TMB was built with Matrix version 1.2.18
Current Matrix version is 1.2.17
Please re-install 'TMB' from source using install.packages('TMB', type = 'source') or ask CRAN for a binary version of 'TMB' matching CRAN's 'Matrix' packageRegistered S3 method overwritten by 'broom.mixed':
method from
tidy.gamlss broom
models <- list(model.null, model.1, model.2)
modelsummary(models, output = "markdown")

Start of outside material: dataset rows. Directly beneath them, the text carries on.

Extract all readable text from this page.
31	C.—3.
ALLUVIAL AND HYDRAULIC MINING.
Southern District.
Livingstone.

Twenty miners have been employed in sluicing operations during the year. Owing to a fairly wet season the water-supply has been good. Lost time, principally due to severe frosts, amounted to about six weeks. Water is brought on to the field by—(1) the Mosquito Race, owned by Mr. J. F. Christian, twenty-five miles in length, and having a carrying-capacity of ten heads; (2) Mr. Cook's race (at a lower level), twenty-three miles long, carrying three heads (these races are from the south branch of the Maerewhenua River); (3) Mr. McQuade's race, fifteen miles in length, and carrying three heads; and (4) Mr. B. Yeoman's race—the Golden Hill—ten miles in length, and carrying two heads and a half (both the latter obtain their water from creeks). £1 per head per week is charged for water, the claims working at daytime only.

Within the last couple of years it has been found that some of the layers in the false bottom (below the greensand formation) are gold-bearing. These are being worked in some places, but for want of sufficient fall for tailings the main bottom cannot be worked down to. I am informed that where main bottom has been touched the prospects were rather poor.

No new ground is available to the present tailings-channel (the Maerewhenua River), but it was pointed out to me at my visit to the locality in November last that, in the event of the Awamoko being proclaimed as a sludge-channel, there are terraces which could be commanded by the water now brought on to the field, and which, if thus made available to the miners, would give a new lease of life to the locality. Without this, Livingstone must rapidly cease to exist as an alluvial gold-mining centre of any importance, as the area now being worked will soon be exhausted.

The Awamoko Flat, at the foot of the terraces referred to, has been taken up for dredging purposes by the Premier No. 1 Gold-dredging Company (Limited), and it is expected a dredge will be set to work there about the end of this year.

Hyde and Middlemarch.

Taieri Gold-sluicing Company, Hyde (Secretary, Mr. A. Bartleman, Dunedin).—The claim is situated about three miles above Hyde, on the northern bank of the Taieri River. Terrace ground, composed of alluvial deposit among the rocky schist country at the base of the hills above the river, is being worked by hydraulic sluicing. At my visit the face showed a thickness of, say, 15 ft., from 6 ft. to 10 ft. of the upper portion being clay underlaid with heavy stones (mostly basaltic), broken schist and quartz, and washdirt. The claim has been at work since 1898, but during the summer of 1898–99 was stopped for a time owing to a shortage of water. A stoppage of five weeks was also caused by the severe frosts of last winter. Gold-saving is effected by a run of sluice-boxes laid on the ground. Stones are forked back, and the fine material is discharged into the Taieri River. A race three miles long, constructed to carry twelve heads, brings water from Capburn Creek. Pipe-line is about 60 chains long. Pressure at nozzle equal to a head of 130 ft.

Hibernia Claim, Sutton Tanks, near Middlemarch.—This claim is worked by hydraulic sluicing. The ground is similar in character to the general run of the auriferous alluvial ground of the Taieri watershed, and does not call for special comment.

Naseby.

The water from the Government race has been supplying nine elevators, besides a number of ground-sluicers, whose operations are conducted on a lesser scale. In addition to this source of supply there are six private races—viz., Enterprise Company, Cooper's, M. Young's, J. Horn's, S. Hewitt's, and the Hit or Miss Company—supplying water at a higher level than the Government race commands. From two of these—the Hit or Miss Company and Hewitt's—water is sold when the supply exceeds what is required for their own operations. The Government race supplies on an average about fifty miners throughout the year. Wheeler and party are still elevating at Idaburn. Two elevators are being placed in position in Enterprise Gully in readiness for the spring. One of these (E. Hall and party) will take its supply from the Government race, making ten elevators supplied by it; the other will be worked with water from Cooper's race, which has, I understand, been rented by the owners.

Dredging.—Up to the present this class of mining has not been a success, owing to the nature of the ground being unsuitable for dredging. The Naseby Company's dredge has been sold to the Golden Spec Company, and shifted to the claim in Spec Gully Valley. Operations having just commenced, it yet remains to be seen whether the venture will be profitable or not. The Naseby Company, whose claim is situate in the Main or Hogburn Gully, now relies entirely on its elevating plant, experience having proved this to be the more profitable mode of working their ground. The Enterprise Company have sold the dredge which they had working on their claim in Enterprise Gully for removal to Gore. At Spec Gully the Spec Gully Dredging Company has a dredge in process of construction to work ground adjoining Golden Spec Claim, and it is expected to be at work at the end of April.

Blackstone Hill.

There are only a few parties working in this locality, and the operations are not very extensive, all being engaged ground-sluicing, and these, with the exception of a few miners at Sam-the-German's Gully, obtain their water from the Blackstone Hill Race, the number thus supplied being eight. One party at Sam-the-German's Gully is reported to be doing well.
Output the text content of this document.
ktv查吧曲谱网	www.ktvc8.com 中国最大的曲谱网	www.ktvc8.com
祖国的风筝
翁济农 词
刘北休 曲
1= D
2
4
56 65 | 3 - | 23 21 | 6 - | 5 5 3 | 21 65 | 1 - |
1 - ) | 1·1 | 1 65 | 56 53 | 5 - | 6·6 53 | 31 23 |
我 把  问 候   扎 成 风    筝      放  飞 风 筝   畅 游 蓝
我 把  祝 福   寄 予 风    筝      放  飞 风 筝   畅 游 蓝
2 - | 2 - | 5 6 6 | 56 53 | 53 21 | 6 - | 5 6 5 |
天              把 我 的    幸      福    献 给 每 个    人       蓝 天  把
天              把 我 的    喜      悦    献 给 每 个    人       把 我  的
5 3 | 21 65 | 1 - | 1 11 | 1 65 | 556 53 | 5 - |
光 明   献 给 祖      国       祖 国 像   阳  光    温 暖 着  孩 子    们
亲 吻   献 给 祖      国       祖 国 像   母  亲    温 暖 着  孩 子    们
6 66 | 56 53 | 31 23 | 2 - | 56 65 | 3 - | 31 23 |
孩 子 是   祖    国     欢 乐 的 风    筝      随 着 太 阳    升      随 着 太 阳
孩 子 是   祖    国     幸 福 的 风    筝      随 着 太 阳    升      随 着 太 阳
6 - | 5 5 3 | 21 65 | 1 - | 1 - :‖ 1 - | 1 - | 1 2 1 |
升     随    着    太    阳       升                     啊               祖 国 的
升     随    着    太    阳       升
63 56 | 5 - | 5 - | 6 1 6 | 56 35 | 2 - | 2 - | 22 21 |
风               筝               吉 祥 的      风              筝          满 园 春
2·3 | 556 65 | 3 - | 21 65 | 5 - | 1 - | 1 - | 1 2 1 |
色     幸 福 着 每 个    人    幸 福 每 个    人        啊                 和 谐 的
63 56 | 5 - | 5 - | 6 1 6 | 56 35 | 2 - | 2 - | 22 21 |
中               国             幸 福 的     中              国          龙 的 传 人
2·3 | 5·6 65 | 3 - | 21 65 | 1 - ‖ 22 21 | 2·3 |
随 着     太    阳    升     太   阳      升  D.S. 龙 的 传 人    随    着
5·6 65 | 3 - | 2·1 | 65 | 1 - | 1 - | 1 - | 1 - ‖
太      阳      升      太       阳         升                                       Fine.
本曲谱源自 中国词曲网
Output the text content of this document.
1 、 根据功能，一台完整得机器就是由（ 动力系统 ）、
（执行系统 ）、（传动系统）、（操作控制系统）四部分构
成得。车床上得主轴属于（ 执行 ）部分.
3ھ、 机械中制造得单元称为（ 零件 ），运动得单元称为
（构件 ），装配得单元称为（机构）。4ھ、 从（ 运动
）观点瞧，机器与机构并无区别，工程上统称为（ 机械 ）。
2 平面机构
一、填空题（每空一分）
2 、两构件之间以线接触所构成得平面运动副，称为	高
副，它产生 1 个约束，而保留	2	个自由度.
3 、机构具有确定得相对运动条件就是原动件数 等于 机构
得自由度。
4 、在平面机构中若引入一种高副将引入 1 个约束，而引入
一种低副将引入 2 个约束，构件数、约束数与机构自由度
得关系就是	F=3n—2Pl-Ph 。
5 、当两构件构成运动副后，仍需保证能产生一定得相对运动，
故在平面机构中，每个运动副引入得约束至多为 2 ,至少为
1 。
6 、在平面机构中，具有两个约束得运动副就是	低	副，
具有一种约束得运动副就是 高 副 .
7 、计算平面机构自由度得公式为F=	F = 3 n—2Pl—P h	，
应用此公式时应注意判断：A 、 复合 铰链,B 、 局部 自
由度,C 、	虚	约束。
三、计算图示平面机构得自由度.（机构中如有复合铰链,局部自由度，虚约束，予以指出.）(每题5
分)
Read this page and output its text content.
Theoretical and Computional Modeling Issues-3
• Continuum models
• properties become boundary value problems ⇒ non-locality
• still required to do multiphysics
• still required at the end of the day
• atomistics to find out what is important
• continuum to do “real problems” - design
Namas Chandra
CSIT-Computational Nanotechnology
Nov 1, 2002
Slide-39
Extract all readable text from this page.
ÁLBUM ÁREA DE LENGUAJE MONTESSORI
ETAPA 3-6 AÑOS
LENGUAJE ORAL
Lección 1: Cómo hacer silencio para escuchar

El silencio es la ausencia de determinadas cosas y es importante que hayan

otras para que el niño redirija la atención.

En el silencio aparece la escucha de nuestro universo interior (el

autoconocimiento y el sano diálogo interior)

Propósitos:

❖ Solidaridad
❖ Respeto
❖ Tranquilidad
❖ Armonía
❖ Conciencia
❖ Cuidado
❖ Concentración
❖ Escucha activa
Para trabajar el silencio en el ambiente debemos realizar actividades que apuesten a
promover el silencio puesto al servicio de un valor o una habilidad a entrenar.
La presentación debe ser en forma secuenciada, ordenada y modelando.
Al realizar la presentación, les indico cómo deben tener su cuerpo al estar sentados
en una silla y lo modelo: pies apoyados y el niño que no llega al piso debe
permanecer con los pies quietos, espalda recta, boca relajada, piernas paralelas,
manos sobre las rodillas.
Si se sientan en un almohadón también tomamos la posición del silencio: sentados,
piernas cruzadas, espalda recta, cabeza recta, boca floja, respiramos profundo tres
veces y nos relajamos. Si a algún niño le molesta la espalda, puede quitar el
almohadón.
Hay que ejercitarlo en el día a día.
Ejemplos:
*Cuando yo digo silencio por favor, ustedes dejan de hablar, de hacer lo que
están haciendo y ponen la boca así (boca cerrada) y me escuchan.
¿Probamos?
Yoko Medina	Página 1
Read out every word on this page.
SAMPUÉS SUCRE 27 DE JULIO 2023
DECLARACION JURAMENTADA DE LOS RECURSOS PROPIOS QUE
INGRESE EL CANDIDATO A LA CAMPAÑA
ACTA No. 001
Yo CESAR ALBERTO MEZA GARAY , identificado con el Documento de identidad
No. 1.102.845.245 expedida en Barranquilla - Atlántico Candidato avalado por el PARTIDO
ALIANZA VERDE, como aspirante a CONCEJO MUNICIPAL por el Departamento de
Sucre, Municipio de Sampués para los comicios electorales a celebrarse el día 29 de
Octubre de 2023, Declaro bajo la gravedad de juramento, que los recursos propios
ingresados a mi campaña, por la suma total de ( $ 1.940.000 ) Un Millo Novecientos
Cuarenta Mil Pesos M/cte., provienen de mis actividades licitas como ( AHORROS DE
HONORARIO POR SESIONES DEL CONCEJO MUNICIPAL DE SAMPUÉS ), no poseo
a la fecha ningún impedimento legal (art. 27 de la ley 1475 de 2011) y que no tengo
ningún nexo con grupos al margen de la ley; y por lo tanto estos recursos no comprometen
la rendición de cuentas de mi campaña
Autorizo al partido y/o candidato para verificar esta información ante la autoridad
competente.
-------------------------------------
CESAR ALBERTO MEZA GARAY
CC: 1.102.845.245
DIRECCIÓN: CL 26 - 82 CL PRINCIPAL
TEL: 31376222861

Model 1 | Model 2 | Model 3 | |
---|---|---|---|
(Intercept) | 2.607 | 2.152 | 1.076 |
(0.065) | (0.074) | (0.255) | |
sd__(Intercept) | 0.307 | 0.274 | 0.132 |
sd__Observation | 1.078 | 1.046 | 1.046 |
prethk | 0.217 | 0.213 | |
(0.021) | (0.021) | ||
cc.factor1 | 0.431 | ||
(0.076) | |||
gprethk | 0.418 | ||
(0.119) | |||
AIC | 4833.0 | 4733.5 | 4712.6 |
BIC | 4849.1 | 4755.0 | 4744.9 |
Log.Lik. | -2413.500 | -2362.747 | -2350.308 |
Not required, but a summary table is a great way to tie everything together!